Global Grain blog

YEAR ROUND COMMENT ON THE GLOBAL GRAIN AND OILSEEDS MARKETS
CANADA: GROWING GOOD THINGS

Published March 2018 by Gary Stanford, President & Director, Grain Growers of Canada & Alberta Wheat Commission

 

Marcelo Neri, CEO, Alphamar

Given Canada’s famously cool climate, people are often curious which crops are typically grown in Canada. In truth, there really is no “typical” Canadian farm, with the country’s vast size and varied geography. Canada produces everything from tulips, to cranberries and pumpkins to wheat. Canada stretches 5500 kilometers wide from coast to coast and farms vary in elevation from 30 meters above sea level to 1500 meters above sea level.
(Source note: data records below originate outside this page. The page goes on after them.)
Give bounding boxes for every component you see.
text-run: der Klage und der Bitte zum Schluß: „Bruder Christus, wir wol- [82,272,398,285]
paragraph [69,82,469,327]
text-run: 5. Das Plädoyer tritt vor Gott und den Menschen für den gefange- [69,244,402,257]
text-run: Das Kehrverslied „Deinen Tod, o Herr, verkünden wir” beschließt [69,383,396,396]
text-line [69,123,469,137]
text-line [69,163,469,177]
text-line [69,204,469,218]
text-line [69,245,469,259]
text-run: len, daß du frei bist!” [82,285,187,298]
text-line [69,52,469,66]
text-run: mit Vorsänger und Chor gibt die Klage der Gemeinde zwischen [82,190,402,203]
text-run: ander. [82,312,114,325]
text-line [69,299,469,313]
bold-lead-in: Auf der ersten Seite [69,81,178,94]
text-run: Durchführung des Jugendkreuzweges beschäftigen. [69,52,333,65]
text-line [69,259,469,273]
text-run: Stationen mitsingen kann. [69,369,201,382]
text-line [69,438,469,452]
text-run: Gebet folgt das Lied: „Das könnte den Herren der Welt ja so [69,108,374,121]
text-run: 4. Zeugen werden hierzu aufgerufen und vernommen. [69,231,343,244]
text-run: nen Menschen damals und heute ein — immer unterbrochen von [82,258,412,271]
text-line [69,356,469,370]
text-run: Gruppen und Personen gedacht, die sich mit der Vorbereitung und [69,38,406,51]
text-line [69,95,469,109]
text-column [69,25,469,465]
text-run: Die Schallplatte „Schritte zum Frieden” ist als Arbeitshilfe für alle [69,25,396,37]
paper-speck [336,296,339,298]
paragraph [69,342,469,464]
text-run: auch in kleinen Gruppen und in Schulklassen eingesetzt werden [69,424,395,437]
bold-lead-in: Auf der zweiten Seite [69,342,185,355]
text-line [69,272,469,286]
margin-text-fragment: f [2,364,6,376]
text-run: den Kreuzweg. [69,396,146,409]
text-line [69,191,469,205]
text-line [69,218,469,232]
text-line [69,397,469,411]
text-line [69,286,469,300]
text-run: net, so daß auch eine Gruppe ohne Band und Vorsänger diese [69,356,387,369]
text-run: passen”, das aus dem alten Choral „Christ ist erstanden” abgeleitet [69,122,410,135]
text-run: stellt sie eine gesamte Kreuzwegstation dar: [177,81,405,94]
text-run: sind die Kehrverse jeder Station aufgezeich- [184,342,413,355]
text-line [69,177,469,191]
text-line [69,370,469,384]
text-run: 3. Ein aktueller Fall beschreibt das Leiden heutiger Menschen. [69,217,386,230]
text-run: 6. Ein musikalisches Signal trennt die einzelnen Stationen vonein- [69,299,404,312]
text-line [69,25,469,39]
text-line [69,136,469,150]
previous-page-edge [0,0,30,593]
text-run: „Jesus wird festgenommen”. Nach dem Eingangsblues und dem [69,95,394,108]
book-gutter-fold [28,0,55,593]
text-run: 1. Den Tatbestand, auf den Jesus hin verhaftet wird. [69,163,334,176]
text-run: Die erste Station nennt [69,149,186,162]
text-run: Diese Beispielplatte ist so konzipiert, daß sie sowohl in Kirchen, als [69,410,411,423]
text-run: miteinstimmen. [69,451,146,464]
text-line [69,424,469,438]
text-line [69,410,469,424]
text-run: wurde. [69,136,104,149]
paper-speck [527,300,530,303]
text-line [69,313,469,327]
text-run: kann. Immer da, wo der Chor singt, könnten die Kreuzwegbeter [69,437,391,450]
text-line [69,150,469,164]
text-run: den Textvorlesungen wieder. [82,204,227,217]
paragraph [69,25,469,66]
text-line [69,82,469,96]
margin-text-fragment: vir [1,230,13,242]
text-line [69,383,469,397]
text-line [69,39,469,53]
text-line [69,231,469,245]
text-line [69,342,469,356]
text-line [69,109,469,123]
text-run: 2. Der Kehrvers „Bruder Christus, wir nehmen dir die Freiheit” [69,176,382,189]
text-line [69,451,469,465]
Farms also contrast considerably in size, any where from a few acres to tens of thousands of acres.

 

Ontario, Quebec and Atlantic Canada tend to grow warmer season crops, while Manitoba, Saskatchewan and Alberta produce the majority of the cooler season (more frost tolerant) grain and oilseed crops.

 

In western Canada, with higher elevations and shorter growing seasons, canola and wheat are the primary crops by acreage. Around 20 million acres of canola are grown annually almost entirely in the west. Canada is the largest exporter of canola in the world. It is valued for its healthy and stable oil profile, and it is used extensively as an edible oil and, to a lesser extent, as an industrial product. The majority of Canadian produced canola is exported to Asian markets via Canada’s west coast terminals. Canola meal is the by-product of canola oil expulsion and is used as a livestock feed.

 

There are nine classes of wheat grown in western Canada and each class is grouped by functional characteristics such as kernel hardness and dough strength. Most of the wheat produced is Hard Red Spring Wheat, which along with Winter Wheat and Canada Prairie Spring classes comprise the bulk of exports. Canadian Amber Durum is exported to a number of international destinations for the production of pasta and other semolina products. 

 

Relative to pulse crops, Canada is the largest exporter in the world. Including peas, lentils, beans and chickpeas, 85% of these Canadian grown crops are exported to 150 countries.

 

Although they represent smaller acres, oats are a relevant export crop for Canadian producers. Canada fills 75% of the world’s oat demand, most of it for human consumption. 

 

Another significant crop for Western Canada is malting barley. Well adapted to the cooler prairie climate, the success of this crop has also led to a strong domestic malting industry. Both malt and malt barley are exported.

 

With growing international demand for healthy and versatile oils, flax production continues to expand. It, too, is well suited to the western Canadian climate.

 

Grain and oilseed crops produced in the eastern half of Canada are typically exported to the United States or Europe. These crops include wheat, barley, oats, flax, corn, canola and pulse crops. There are 10 classes of wheat grown in eastern Canada. For example, Amber Durum is exported to southern Europe for the pasta industry.  Looking to future growth, Canada anticipates growth in sales to North Africa, also through our eastern export channels.

 

To maintain, as well as grow, our export relationships, Canada is investing heavily to upgrade our transportation infrastructure. These improvements include: expanded coastal port terminals, railroad improvements and more and larger container loading facilities. Given Canada’s expanse and winter conditions, transportation infrastructure is a critical piece in our agricultural export picture.

 

Additionally, Canada continues to work to open new markets and reduce tariffs via trade agreements and trade missions.

 

Canada is working on having very Sustainable Agriculture. The future is very important to farmers and Industry and we are working on Soil Erosion, and Wetlands for the wildlife.  Traceability is also important for our customers so they know they are buying healthy grains and livestock.